Конечно же, все нижеописанное – чистейшей воды выдумка. Выдуманы все герои, все сцены, а тема и связующие звенья просто взяты с потолка. Просто игра воображения.
Если вам так будет легче – вы вольны даже поверить в это.
Если вам приснился ценник – то вам нужно
предпринять решительные шаги
в старом и привычном для вас деле.
Однако будьте очень осмотрительны –
вам ничего не стоит попасть впросак
и потерять крупную сумму денег.
Сонник.
Via ad infernum stratum deplorata.
В точке невозврата
Здесь удивительно тепло и уютно. Словно в убежище, спасающем меня от бушующего урагана, хотя за окном достаточно тепло. Меня наполняет неповторимое ощущение, что хотя бы на короткий срок я могу укрыться где-то и насладиться теплом места, которое могу попытаться назвать домом. Я нигде себя не чувствовал так комфортно, как здесь, вот уже…

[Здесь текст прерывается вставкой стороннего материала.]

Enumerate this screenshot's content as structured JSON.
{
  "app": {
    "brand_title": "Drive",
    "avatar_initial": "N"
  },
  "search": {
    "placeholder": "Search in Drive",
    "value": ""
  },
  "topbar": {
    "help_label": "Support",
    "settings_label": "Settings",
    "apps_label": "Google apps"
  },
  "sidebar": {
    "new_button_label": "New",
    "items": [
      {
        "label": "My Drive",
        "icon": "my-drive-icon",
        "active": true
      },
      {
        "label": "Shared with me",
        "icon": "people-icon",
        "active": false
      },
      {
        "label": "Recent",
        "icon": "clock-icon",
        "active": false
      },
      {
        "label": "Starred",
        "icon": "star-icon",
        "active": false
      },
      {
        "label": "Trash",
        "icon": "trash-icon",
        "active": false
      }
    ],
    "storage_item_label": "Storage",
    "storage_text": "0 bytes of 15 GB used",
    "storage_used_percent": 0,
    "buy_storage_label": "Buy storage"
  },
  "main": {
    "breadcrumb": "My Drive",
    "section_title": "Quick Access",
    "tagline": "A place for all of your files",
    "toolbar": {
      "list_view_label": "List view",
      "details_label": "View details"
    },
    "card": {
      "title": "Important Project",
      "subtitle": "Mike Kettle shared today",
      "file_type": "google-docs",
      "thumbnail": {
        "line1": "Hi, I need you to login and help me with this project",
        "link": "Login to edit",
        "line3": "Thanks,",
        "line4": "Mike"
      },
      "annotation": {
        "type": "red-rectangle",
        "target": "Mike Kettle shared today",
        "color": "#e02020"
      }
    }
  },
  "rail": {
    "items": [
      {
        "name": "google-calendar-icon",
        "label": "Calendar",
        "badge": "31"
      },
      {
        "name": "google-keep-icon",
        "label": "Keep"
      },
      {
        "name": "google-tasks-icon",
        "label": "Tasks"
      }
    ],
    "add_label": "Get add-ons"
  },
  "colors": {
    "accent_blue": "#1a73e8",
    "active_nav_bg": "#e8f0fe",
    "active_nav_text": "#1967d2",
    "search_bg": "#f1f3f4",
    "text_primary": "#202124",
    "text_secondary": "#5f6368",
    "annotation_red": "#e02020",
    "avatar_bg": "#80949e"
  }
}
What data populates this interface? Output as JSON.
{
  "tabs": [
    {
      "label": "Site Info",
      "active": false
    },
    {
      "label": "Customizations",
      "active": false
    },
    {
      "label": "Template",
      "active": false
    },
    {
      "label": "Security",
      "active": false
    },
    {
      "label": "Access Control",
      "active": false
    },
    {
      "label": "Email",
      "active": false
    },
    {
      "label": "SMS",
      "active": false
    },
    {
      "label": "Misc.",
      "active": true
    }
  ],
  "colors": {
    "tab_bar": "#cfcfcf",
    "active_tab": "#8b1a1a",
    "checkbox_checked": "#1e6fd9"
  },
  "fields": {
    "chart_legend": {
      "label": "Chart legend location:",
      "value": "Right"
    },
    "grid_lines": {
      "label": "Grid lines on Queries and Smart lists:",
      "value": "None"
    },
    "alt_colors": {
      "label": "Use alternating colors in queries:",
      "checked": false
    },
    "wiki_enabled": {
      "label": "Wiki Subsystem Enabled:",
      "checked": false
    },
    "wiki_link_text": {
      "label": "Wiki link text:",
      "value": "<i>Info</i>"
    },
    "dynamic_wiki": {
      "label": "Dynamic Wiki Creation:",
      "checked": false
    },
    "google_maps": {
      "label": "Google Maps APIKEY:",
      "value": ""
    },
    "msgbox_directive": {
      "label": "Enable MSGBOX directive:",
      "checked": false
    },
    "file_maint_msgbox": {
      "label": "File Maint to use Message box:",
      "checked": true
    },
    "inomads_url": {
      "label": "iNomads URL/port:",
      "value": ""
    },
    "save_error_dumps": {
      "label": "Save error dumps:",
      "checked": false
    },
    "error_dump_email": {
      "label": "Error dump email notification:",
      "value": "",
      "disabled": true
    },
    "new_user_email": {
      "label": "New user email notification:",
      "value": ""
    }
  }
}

Я даже не знаю, в течение какого времени. Счет ему я давно потерял, и уже точно не смогу сосчитать, как долго все это длилось. Да и может ли что-то значить срок, когда реальность бьет тебе прямо в морду настоящим моментом и объясняет на пальцах, что никакие затянувшиеся проблемы, веские причины и благие намерения не смогут тебя оправдать перед этим моментом? Каково, как считаете, встать перед фактом, что твой билет, на котором в строке «Откуда» прописано «Выгребная яма», а строке «Куда» – «Счастье без границ», никогда не будет отпечатан, а если и будет – то ты по нему не проедешь? Довольно грустно, наверное?